Once we have done that, we go back to the first step we have done. We have shown that the statement is true for $n=1$, by our proof, that means the statement is true for the next number, $n=2$. But now, we know it is true for the next number $n=3$. etc, we do that continuously and so we have proven that the statement is true for all $N\geq 1$

Regarding question 4. If you prove the implication for $n=k+2$ then try to think why the reasoning above does not apply.

Answer 2

Close your eyes and imagine you have a three years old boy and a very tall ladder.

The boy learns how to climb one step at the time.

If the boy does not get on the ladder then you can relax.

On the other hand if the boy somehow gets on the first step of the ladder you will soon find him on the second and on the third and so forth.

Thus it is important to start at some point and it could be one or two or any other integer.It is also important to know that we can go one step higher at any time. Now if you have P(1) and if you can conclude P(k+1) from P(k), and if you accept the Mathematical Induction as a valid proof, then the statement P(n) is true for all $n\ge 1 $

Answer 3

Actually steps 2 and 3 should be grouped: what we have to prove is that from one case follows the next case, i.e. if we denote the property to be proved as $P(k)$, we really prove this: $$\forall k,\enspace P(k)\implies P(k+1),$$ and as for all implications, to prove $\;A\implies B$, we show that if the premise $A$ is true, then the conclusion $B$ is necessarily true.

Intuitively, why does this work?

Well we've proved the initial case $n=1$ (or whatever …).
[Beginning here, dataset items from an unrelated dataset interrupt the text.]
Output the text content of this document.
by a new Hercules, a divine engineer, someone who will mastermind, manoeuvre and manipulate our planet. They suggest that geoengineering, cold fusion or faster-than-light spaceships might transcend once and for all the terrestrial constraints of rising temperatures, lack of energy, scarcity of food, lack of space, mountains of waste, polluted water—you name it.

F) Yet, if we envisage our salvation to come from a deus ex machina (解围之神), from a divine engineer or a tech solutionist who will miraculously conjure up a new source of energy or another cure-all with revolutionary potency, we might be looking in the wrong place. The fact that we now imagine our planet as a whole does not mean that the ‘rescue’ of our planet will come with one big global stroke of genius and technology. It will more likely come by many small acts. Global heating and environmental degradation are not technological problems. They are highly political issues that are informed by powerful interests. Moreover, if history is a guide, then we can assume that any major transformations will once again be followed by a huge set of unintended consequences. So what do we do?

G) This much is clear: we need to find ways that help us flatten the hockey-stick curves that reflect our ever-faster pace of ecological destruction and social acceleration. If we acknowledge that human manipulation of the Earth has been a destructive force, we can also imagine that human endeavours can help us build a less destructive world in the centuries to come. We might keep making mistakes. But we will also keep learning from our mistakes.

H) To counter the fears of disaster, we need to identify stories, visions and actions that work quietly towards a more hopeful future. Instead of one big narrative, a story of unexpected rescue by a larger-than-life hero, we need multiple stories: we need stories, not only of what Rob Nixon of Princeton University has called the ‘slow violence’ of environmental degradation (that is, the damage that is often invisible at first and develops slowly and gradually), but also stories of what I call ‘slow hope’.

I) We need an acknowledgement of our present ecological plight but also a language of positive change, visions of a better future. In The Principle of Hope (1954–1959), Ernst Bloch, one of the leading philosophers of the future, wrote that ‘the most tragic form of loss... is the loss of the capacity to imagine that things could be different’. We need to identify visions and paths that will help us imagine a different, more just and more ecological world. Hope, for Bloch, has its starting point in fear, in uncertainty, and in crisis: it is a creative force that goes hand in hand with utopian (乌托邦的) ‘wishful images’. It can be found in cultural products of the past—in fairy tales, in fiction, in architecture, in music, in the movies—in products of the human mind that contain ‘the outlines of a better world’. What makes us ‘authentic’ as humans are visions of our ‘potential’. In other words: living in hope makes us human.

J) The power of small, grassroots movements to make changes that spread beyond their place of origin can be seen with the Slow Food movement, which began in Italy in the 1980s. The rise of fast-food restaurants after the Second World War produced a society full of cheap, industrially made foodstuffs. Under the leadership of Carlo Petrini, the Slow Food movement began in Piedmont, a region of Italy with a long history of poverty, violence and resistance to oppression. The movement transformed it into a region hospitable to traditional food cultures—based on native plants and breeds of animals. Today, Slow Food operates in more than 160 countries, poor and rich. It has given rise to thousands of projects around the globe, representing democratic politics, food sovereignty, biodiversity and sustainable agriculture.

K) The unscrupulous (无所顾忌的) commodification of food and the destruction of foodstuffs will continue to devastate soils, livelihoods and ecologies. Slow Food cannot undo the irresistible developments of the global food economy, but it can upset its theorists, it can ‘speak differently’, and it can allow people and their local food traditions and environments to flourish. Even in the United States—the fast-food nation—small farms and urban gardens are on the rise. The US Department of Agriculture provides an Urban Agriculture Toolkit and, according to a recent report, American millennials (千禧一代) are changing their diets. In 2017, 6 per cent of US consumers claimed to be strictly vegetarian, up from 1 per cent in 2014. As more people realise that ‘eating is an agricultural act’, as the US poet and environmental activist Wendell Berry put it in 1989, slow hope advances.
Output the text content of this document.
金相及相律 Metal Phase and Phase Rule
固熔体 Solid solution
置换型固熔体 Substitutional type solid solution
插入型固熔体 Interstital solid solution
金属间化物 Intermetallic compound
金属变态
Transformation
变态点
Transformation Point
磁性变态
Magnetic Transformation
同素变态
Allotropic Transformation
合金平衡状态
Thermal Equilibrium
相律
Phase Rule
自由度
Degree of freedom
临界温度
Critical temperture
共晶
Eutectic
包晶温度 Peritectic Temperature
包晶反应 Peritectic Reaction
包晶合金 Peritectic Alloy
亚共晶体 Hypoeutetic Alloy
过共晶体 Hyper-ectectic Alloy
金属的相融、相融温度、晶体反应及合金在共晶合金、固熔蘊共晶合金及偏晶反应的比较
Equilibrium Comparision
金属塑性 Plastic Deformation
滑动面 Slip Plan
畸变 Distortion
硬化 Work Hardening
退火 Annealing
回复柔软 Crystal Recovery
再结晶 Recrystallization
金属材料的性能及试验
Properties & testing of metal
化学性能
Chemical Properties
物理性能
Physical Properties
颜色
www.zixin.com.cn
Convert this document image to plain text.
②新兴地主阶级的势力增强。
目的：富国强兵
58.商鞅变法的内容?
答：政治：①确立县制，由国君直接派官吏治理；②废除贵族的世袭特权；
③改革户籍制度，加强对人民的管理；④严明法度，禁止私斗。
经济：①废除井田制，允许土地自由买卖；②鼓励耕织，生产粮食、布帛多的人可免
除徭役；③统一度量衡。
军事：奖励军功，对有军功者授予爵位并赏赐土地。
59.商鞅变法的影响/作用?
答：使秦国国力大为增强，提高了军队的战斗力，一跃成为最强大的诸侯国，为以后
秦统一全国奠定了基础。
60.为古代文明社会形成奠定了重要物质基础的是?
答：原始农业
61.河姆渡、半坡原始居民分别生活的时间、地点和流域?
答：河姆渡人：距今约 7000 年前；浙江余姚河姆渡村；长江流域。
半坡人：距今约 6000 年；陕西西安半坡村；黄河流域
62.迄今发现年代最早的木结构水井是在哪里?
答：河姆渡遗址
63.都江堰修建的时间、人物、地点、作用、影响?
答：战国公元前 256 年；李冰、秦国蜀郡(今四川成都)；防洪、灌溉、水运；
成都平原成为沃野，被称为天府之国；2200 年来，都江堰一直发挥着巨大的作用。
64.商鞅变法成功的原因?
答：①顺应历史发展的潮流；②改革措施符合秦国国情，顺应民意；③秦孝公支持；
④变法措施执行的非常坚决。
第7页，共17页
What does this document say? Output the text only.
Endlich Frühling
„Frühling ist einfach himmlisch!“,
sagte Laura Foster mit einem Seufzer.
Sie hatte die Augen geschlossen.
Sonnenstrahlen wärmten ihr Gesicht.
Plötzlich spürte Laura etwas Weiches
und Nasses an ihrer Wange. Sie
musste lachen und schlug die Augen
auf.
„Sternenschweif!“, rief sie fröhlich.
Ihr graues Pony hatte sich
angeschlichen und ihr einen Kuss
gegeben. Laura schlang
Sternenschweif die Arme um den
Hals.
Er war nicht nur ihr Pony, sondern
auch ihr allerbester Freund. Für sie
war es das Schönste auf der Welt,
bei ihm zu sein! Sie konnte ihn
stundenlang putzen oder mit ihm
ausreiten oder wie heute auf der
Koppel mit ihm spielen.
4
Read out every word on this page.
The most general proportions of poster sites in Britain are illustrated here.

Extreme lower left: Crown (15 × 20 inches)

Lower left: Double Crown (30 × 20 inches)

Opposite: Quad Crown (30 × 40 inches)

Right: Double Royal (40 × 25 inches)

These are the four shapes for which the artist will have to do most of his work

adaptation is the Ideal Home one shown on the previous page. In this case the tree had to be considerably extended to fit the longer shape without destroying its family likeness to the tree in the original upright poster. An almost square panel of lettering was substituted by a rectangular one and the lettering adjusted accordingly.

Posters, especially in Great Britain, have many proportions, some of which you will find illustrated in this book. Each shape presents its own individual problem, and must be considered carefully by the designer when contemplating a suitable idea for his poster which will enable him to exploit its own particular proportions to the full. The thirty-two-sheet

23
If the inductive step has been proved, there follows that the case $n=2$ is true. So the case $n=3$ is true. Repeat this, say, 99 times, and you've proved it's true for $n=100$.

The induction theorem asserts that if you've proved an initial case $n_0$, and you've proved the inductive step: $P(n)\implies P(n+1)$ (not $P(n)$ nor $P(n+1)$ alone, but the implication), then $P(n)$ is true for all $n\ge n_0$.